Va però peggio per le donne: perché quello della fisica è un mondo ancora maschilista? 

«C`è un aspetto storico: 30-40 anni fa non erano molte le donne che studiavano le "scienze dure". Oggi al Cern sono il 20%, ma la percentuale cresce, anche se una donna fa ancora un po` più fatica dei maschi». 

Ha subito discriminazioni? 

«Non sento di averne subite. Lo dimostra il fatto che sono stata eletta da 3 mila fisici per coordinare il test "Atlas" al Cern di Ginevra». Lei è celebre. Copertina di «Ti- me», citazione di «Forbes» e tanti premi: come ci si sente a essere la scienziata italiana numero uno? 

«Non sono sicura di essere la più famosa! L`Italia produce tanti scienziati di alto livello». 

Com`è cambiata la sua vita? «Quello che ha cambiato la mia vita - prima di tutto scientifica è il bosone di Higgs: trovare una particella così importante è il coronamento di anni di lavoro collettivo, di migliaia di scienziati, tra cui 600 italiani. Ma anche il resto della mia vita è cambiata: non mi sarei mai aspettata una risposta così positiva dai giovani per una scoperta da "addetti ai lavori"». 

Come se lo spiega? 

«Credo sia il fascino che il bosone esprime. E` una particella chiave per capire la struttura e l`evoluzione dell`Universo. Molti, anche i teenager, mi scrivono e vengono alle mie conferenze». 

Lei che consiglio dà? 

«Inseguire i propri ideali, con determinazione ed entusiasmo». 

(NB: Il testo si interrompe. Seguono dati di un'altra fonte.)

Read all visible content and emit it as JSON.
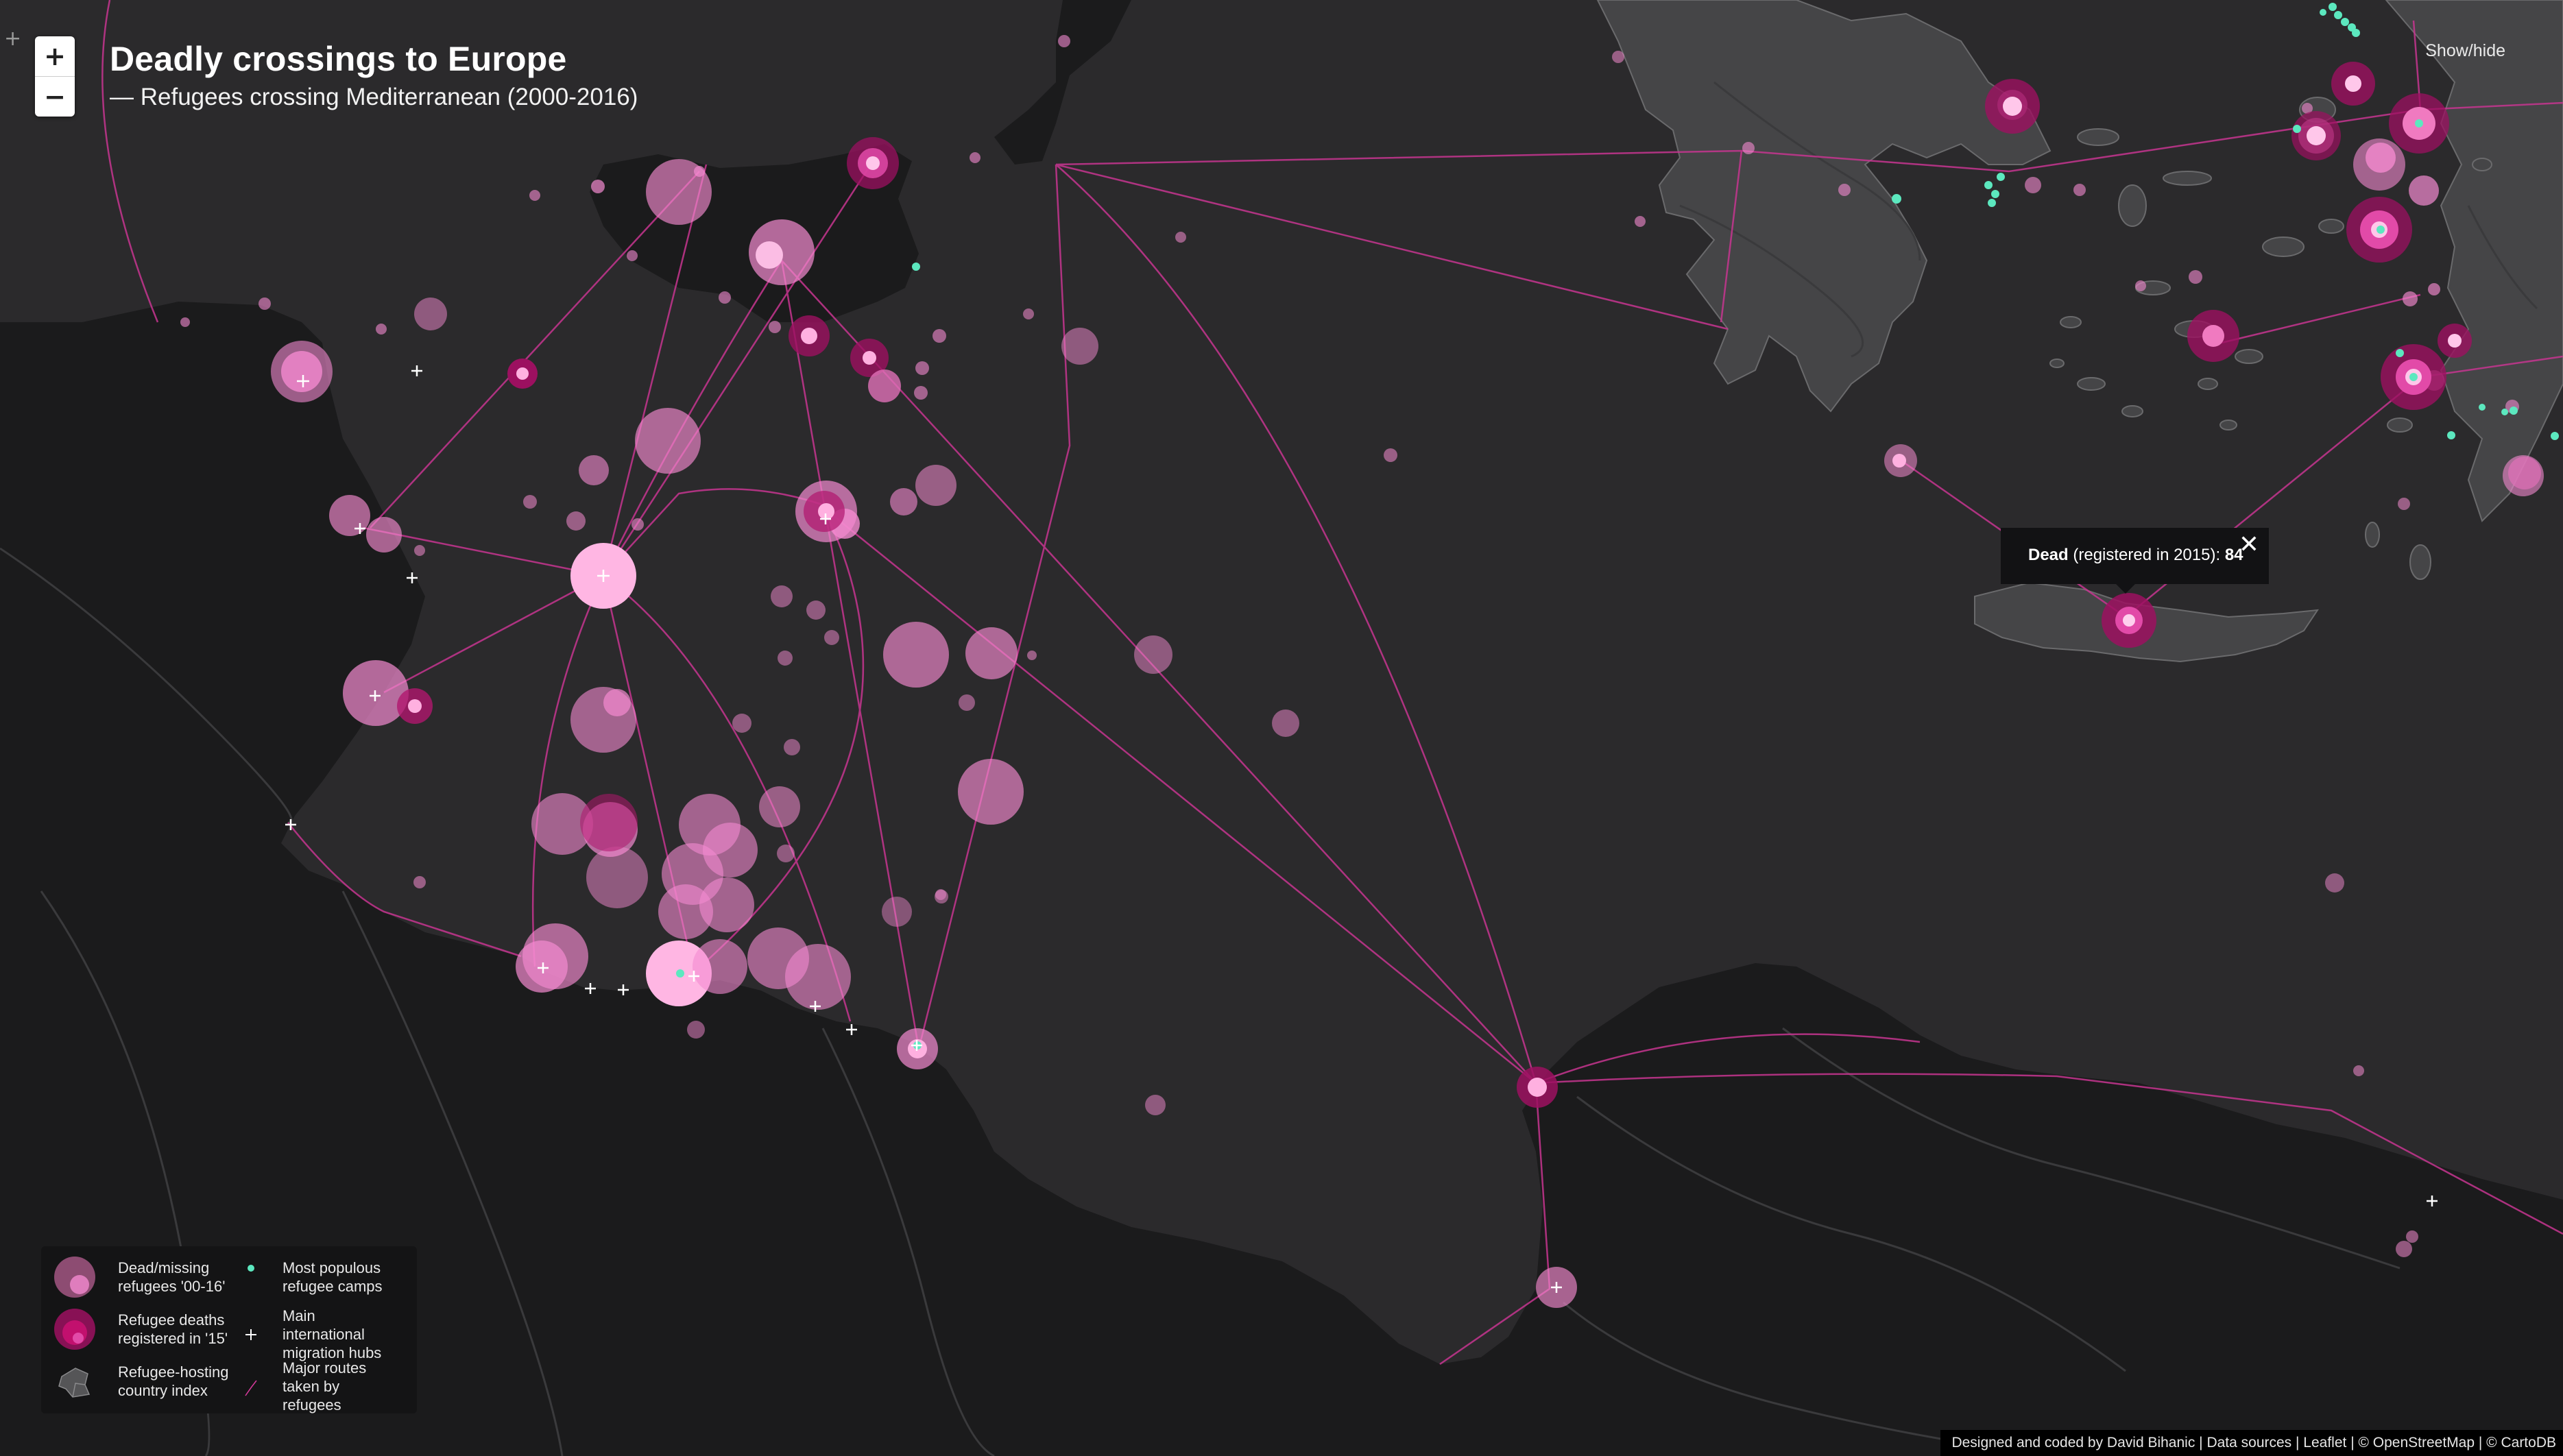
{
  "title": "Deadly crossings to Europe",
  "subtitle": "— Refugees crossing Mediterranean (2000-2016)",
  "zoom": {
    "in_label": "+",
    "out_label": "−"
  },
  "corner_cross": "+",
  "show_hide_label": "Show/hide",
  "tooltip": {
    "label_bold": "Dead",
    "label_rest": " (registered in 2015): ",
    "value": "84",
    "close_label": "✕"
  },
  "legend": {
    "items": [
      {
        "label": "Dead/missing refugees '00-16'",
        "symbol": "dead-missing-circles-icon"
      },
      {
        "label": "Most populous refugee camps",
        "symbol": "camp-dot-icon"
      },
      {
        "label": "Refugee deaths registered in '15'",
        "symbol": "death-2015-circles-icon"
      },
      {
        "label": "Main international migration hubs",
        "symbol": "hub-cross-icon"
      },
      {
        "label": "Refugee-hosting country index",
        "symbol": "country-index-icon"
      },
      {
        "label": "Major routes taken by refugees",
        "symbol": "route-line-icon"
      }
    ]
  },
  "attribution": "Designed and coded by David Bihanic | Data sources | Leaflet | © OpenStreetMap | © CartoDB",
  "colors": {
    "sea": "#2b2a2c",
    "land": "#1b1b1c",
    "greece_land": "#454547",
    "dead_missing": "#f07ac0",
    "death_2015": "#c2106e",
    "camp": "#5ce8bf",
    "route": "#d83a9c",
    "hub": "#ffffff"
  }
}
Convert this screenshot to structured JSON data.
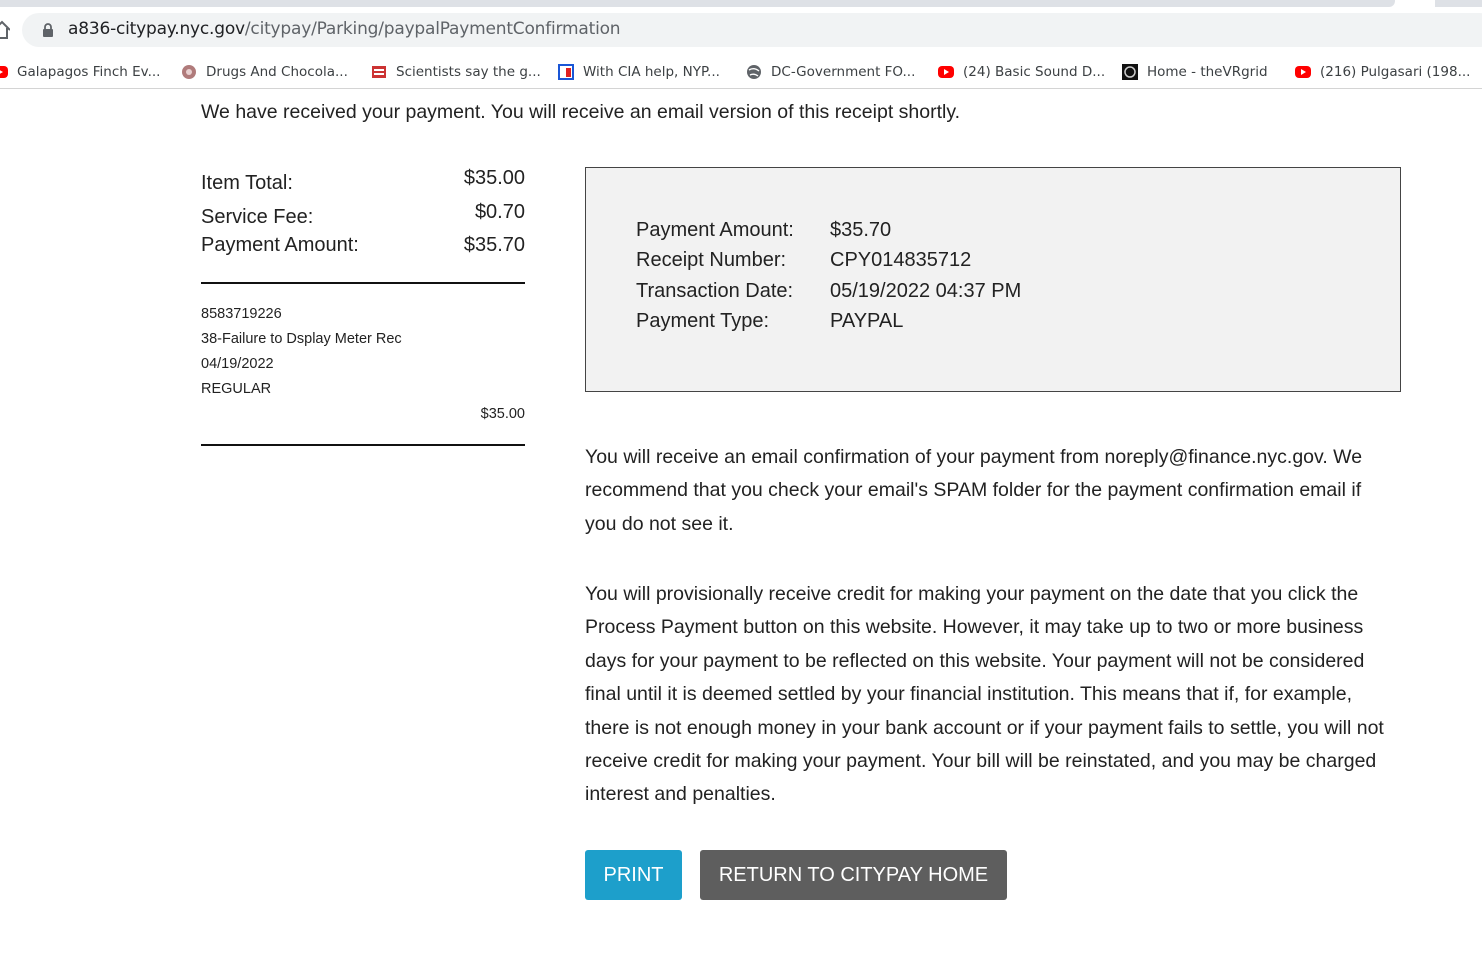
{
  "browser": {
    "url_host": "a836-citypay.nyc.gov",
    "url_path": "/citypay/Parking/paypalPaymentConfirmation",
    "bookmarks": [
      {
        "label": "Galapagos Finch Ev...",
        "icon": "youtube-icon"
      },
      {
        "label": "Drugs And Chocola...",
        "icon": "site-icon"
      },
      {
        "label": "Scientists say the g...",
        "icon": "site-icon"
      },
      {
        "label": "With CIA help, NYP...",
        "icon": "site-icon"
      },
      {
        "label": "DC-Government FO...",
        "icon": "globe-icon"
      },
      {
        "label": "(24) Basic Sound D...",
        "icon": "youtube-icon"
      },
      {
        "label": "Home - theVRgrid",
        "icon": "site-icon"
      },
      {
        "label": "(216) Pulgasari (198...",
        "icon": "youtube-icon"
      }
    ]
  },
  "intro": "We have received your payment. You will receive an email version of this receipt shortly.",
  "summary": {
    "item_total_label": "Item Total:",
    "item_total_value": "$35.00",
    "service_fee_label": "Service Fee:",
    "service_fee_value": "$0.70",
    "payment_amount_label": "Payment Amount:",
    "payment_amount_value": "$35.70"
  },
  "violation": {
    "number": "8583719226",
    "description": "38-Failure to Dsplay Meter Rec",
    "date": "04/19/2022",
    "type": "REGULAR",
    "amount": "$35.00"
  },
  "receipt": {
    "payment_amount_label": "Payment Amount:",
    "payment_amount_value": "$35.70",
    "receipt_number_label": "Receipt Number:",
    "receipt_number_value": "CPY014835712",
    "transaction_date_label": "Transaction Date:",
    "transaction_date_value": "05/19/2022 04:37 PM",
    "payment_type_label": "Payment Type:",
    "payment_type_value": "PAYPAL"
  },
  "notice_email": "You will receive an email confirmation of your payment from noreply@finance.nyc.gov. We recommend that you check your email's SPAM folder for the payment confirmation email if you do not see it.",
  "notice_credit": "You will provisionally receive credit for making your payment on the date that you click the Process Payment button on this website. However, it may take up to two or more business days for your payment to be reflected on this website. Your payment will not be considered final until it is deemed settled by your financial institution. This means that if, for example, there is not enough money in your bank account or if your payment fails to settle, you will not receive credit for making your payment. Your bill will be reinstated, and you may be charged interest and penalties.",
  "buttons": {
    "print": "PRINT",
    "return_home": "RETURN TO CITYPAY HOME"
  },
  "colors": {
    "print_button": "#1d9fcb",
    "home_button": "#5e5e5e",
    "receipt_box_bg": "#f2f2f2"
  }
}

L`ha sorpresa la nomina di Carlo Rubbia ed Elena Cattaneo a senatori a vita? 

«Napolitano ha fatto scelte eccellenti e forti». 

Ora sogna il Nobel? 

«Premiare la scoperta del bosone è difficile, perché si tratta di una collaborazione di migliaia di scienziati. E prima di loro ci sono stati i fisici che hanno sviluppato la teoria. Vedremo che ne pensano a Stoccolma!».